According to Diana Gabaldon, the author of the books the show is based on, Fraser's Ridge is located "up near Boone and Blowing Rock."

But scenes set in the U.S. are primarily filmed in Scotland, and Scottish woods stand in for northwest North Carolina for much of filming.

"There are sections of Scotland that we have found that do look a bit like North Carolina," the original showrunner Ron Moore said in an interview with Access. "There's a place we've found to put Fraser's Ridge that does read like North Carolina, so that was the big one."

The Outlander Community website, which is officially associated with Starz, explains that "The view of Fraser’s Ridge that we see is made of a combination of footage from a wood in Scotland and a ‘plate shot’ of North Carolina itself." (For those unfamiliar, a "plate shot" is background footage of a location without any actors in it.)

But it was the show's Greens department, or those on the crew responsible for dealing with the foliage, who were really responsible for truly transforming the wood.

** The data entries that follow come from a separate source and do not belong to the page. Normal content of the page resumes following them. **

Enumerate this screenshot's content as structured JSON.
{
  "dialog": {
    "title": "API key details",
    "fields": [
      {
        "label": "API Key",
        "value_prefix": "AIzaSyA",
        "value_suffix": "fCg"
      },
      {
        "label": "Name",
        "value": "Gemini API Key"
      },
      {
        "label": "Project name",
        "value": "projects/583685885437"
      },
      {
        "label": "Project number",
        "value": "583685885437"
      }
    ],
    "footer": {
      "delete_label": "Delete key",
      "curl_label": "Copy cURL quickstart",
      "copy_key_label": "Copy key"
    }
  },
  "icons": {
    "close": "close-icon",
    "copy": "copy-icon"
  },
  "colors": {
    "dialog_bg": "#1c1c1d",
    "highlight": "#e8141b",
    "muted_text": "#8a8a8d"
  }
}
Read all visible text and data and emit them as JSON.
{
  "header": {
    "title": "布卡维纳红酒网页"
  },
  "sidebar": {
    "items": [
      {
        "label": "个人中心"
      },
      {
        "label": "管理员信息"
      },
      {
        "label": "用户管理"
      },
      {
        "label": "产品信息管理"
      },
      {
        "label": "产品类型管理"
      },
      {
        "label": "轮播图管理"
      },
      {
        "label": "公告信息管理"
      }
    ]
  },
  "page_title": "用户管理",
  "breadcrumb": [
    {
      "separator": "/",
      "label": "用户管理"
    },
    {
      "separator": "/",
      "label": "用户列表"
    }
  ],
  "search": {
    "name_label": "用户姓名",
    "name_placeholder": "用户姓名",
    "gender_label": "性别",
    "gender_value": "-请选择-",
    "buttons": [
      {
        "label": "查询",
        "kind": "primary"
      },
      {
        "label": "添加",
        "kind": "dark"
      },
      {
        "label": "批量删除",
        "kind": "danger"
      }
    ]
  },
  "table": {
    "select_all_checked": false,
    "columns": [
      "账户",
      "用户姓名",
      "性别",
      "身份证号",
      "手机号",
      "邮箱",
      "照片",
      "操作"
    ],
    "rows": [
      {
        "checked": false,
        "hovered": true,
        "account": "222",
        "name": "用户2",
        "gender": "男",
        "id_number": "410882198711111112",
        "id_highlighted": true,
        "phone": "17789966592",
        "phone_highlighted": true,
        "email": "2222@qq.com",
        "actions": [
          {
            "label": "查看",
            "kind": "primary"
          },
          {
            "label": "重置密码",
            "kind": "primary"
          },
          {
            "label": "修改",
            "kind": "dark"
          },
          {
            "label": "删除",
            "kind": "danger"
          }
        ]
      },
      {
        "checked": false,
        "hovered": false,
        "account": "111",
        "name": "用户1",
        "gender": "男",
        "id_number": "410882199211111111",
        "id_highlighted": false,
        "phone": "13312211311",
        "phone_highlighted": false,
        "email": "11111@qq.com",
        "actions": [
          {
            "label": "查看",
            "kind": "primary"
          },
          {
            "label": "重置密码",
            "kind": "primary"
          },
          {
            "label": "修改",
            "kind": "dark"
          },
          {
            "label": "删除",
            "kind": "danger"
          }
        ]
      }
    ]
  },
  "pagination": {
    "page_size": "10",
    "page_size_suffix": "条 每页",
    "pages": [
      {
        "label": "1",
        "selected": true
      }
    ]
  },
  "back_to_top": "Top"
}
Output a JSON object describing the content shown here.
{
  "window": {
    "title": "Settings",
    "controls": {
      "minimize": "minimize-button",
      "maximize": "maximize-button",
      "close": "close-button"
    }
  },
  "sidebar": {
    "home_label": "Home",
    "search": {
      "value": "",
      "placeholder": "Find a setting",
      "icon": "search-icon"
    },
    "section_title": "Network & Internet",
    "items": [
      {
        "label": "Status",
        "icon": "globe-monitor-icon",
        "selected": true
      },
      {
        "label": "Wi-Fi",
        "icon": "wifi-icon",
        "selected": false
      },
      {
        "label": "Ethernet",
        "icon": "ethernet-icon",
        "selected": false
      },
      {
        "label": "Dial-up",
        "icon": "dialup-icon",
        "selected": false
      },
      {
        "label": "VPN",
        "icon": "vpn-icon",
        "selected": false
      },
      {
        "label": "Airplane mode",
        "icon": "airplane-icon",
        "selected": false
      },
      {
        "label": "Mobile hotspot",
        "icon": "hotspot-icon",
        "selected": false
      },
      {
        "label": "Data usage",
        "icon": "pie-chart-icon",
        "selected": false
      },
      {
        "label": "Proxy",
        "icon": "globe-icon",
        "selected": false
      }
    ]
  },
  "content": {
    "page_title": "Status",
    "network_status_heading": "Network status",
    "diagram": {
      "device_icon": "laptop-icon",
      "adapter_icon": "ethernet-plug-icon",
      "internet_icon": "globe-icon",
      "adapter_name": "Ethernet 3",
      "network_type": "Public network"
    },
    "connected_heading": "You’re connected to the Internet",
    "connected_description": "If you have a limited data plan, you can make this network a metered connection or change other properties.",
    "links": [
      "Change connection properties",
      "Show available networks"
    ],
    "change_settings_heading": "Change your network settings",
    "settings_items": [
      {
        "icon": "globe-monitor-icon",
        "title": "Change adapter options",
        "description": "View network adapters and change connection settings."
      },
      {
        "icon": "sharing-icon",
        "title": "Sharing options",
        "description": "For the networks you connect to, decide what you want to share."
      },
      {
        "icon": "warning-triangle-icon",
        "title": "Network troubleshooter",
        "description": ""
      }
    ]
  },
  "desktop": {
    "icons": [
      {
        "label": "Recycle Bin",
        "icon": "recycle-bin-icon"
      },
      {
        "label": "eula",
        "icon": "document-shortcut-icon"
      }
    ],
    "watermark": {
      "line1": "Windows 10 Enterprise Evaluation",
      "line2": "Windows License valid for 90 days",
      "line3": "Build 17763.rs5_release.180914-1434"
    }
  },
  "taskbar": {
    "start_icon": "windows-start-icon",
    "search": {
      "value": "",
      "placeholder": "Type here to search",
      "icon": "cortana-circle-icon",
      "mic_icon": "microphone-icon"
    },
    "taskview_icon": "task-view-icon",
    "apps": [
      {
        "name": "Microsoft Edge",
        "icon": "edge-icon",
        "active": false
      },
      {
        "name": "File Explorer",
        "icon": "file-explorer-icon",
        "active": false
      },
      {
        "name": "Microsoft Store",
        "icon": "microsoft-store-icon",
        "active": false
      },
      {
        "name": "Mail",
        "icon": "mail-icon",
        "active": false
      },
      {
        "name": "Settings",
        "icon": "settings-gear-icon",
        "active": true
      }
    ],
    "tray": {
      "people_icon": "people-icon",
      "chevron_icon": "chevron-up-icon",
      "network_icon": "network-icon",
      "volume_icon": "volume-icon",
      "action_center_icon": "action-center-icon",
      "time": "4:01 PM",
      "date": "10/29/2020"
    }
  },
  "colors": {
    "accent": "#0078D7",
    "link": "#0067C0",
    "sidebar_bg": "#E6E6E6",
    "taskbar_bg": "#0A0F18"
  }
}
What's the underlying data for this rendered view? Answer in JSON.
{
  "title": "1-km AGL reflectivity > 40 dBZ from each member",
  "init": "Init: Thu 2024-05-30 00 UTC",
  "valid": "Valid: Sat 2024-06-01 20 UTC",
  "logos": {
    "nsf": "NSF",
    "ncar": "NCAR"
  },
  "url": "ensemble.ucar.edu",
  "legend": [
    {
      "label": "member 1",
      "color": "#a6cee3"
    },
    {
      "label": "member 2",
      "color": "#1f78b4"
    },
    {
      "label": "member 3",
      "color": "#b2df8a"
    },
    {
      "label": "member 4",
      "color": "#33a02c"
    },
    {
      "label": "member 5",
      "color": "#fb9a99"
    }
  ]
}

"The importance of ‘fraise’, meaning strawberry in French, at Fraser’s Ridge (commonly associated with the etymology of the surname ‘Fraser’) was a fun element for the Greens Department," reads the site. "They cleared the bramble and then redressed with moss, grasses, and bushes to create texture and shape for the area. They wanted to introduce plants that might really grow on a cliff-face: blue grasses, azaleas, ferns, and then incorporated around 300 strawberry plants."

For season six, keeping the filming in Scotland was also helpful for Covid-related safety and logistical reasons. All that said, don't expect Starz to reveal the exact plot of land where scenes at Fraser's Ridge filmed.

“There is a right-to-roam law in Scotland, where you can pretty much go anywhere you want,” executive producer Marin Davis told the New York Post. “Because of that, we like to try to protect some of these people [who live near shooting locations] so they don’t have too many people visiting their properties.”